The present invention relates generally to a system and method to facilitate power saving for a wireless station.
The Institute of Electrical and Electronic Engineers (IEEE) 802.11e draft standard defines two access methods for Quality of Service (QoS) streams, EDCA (Enhanced Distributed. Channel Access) and HCCA (Hybrid Controlled Channel Access).
EDCA channel access is contention based. EDCA channel access parameters are prioritized so that channel access delay is statistically decreased for high priority streams. On lightly loaded channels, EDCA minimizes channel latency; however, EDCA is susceptible to congestion as the traffic load increases, especially in networks with hidden nodes. Herein, a first wireless station is “hidden” from a second wireless station if the second wireless station cannot detect transmissions by the first wireless stations; however, simultaneous transmissions by the wireless stations will collide at a receiver (e.g. a common parent access point).

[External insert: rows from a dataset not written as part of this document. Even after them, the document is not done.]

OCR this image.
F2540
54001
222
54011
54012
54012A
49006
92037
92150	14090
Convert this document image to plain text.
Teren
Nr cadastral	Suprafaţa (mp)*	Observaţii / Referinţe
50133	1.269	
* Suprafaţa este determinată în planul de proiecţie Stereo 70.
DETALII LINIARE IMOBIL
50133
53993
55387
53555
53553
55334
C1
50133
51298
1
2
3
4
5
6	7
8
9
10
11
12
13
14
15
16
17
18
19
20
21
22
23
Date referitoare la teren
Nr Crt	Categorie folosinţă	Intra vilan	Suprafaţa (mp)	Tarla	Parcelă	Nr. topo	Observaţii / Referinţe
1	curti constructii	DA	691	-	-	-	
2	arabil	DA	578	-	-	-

An AP (access point) may use the highly-prioritized “contention-controlled” HCCA access method to gain control of the channel. HCCA utilizes polling by a parent AP to grant channel access to child stations. HCCA is much less susceptible to collisions caused by hidden nodes since an AP is never hidden from its child stations. HCCA provides more deterministic access for QoS streams; however, HCCA adds latency because frames are only sent at scheduled polling times. An AP (access point) initiates a bi-direcitonal HCCA burst with a station by sending a data+poll frame to the station. An AP can only send a data+poll frame to the power-save HCCA station at the start of each scheduled wakeup time. The power-save station sends uplink frames in a scheduled wakeup period in response to a downlink poll frame.
An access method developed for power-save VoIP (Voice over Internet Protocol) stations is commonly referred to as “reverse polling.” Reverse polling is based on EDCA channel access and the 802.11e “Unscheduled Advanced Power-Save Delivery” (U-APSD) method. With reverse polling, frame exchanges between a power-save wireless station and a parent AP are always initiated by the wireless station. A U-APSD power-save VoIP station wakes up whenever it has a voice sample ready for transmission and sends an uplink voice frame to the AP. The uplink frame establishes an unscheduled wakeup period for the station. The AP then delivers downlink frames to the client during the unscheduled wakeup period. Reverse polling minimizes latency for the uplink stream, but is susceptible to congestion since it is EDCA based. If silence suppression is enabled, reverse polling also adds to the channel load because a U-APSD VoIP station generates “null” uplink frames to establish unscheduled wakeup periods during periods of uplink silence suppression.
In the IEEE 802.11e QoS standard, both HCCA and EDCA access cannot be used for the same QoS stream.